SAN JUAN, Puerto Rico (AP) — A U.S. government study determined that Puerto Rico, which has little space for large-scale solar farms or wind generators on the island, should aim to reach all areas that meet its clean energy goals by installing solar panels. along with roofs, airports, brown areas and industrial areas.
The two-year effort began last year after the United States pledged to help modernize Puerto Rico’s crumbling power grid by looking at wind and solar resources, land availability and power consumption on the island. Government officials have pledged to increase renewable energy from 3% to 40% by 2025 and to 60% by 2040.
“This is very important,” US Secretary of Energy Jennifer Granholm said in a webinar on Monday to talk about the preliminary results of the study. “We set out to eliminate bureaucracy and mobilize federal funds.”
Amid the threat of strong hurricanes, Puerto Rico suffered from chronic power outages blamed on a power grid that broke down after decades of neglect and lack of maintenance. 97% of the island’s current electricity generation system is based on fossil fuels.
More than 600 attendees attended the webinar, including solar companies eager to have a stake in upcoming projects, and disgruntled Puerto Ricans who questioned the reality of implementing solar panels on an island where more than 40% of the population lives below the poverty line.
“These systems are so costly and really hardly anyone can afford them because it’s a debt that can’t be paid for years,” wrote one participant in the chat named Wanda Trinidad.
Another, Wanda Ríos, said that although the government has helped some businesses transition to renewable energy, communities have not received a response on how they can get financial aid.

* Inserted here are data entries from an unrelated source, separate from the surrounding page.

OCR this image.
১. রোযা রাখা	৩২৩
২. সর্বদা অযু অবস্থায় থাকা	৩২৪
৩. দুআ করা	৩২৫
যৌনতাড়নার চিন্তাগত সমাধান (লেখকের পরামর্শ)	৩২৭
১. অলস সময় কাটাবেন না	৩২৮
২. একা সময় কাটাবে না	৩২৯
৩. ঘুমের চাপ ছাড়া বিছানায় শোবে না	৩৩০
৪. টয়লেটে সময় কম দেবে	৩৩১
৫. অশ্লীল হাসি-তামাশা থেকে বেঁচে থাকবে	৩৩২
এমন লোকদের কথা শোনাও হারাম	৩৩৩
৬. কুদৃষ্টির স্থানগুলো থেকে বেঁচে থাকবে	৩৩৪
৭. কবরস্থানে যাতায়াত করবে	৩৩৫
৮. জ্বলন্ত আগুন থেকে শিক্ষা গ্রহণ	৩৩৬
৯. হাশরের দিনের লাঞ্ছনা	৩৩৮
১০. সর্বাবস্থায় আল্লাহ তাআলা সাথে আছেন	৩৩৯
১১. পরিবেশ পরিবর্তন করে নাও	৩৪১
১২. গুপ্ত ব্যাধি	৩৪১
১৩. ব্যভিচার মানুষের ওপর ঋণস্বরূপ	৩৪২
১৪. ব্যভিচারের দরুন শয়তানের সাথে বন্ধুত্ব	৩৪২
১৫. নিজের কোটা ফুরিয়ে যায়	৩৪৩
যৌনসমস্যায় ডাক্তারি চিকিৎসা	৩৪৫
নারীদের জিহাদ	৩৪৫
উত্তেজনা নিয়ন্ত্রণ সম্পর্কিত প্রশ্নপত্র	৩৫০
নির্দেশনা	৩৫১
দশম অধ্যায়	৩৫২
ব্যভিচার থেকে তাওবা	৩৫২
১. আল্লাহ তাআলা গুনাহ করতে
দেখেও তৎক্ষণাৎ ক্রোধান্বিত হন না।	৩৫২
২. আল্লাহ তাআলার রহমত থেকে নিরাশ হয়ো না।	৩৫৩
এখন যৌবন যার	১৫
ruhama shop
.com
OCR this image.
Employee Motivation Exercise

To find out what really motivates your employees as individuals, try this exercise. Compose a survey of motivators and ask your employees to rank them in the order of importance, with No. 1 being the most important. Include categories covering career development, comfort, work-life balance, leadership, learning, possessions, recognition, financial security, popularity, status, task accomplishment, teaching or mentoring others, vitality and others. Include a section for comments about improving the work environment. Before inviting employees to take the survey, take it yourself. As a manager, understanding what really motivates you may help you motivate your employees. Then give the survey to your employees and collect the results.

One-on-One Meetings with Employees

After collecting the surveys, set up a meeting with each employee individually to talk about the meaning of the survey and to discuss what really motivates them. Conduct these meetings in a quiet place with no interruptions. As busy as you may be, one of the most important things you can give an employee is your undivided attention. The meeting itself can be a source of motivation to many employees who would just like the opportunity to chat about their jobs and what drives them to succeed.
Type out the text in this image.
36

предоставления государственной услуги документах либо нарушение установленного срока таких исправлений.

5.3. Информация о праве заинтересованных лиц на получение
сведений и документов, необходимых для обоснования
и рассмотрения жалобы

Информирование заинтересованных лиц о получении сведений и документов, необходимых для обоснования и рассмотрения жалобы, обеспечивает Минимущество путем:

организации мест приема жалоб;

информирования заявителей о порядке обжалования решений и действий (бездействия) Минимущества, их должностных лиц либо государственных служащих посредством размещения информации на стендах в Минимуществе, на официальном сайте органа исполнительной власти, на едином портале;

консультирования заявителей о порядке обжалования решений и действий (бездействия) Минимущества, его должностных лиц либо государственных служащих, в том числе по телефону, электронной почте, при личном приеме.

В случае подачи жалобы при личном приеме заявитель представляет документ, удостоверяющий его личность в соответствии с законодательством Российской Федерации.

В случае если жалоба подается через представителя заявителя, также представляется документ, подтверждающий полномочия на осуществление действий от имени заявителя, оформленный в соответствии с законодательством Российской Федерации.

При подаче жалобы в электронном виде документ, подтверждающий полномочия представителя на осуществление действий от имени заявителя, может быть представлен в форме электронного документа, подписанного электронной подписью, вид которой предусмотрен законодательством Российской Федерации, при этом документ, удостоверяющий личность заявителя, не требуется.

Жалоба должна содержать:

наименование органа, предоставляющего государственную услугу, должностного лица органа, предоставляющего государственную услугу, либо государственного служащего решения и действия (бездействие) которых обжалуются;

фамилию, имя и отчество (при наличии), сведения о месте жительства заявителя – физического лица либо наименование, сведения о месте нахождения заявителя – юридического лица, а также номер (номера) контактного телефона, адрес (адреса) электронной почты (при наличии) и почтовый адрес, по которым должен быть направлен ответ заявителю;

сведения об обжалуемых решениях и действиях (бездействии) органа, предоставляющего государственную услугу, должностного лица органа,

“We want to have a solar community, but there is no program for us!” Wrote.
A senior U.S. Department of Energy official said the $1 billion approved by the U.S. Congress in December was not enough to help restore Puerto Rico’s grid. US President Joe Biden had asked for $3 billion, and federal lawmakers had requested $5 billion for solar roof panels and storage installations.
The ongoing study also found that Puerto Rico’s transmission system could meet the expected growth in renewable energy over the next five to 15 years, but improvements are needed in the long term.
In addition, the study simulated hurricanes and found that the smaller renewables emitted tend to recover faster than the current system, which consists of fewer and larger power plants. Hurricane Maria devastated Puerto Rico’s power grid when it hit the island as a Category 4 storm in September 2017, and Hurricane Fiona struck it as a Category 1 storm in September last year. Both hurricanes caused island-wide power outages.
“The urgency has increased after Hurricane Fiona caused so much damage,” said Granholm, who is expected to visit Puerto Rico this month.
This year, scientists expect to explore the possibility of using marine, hydropower and pumped storage hydropower as additional renewable energy sources, among other things. The scientists also said that the first climate risk assessment showed a temperature increase of up to 2 degrees Celsius and a 20% decrease in precipitation by 2055.
The final study, funded by the Federal Emergency Management Agency, will be published by the end of the year.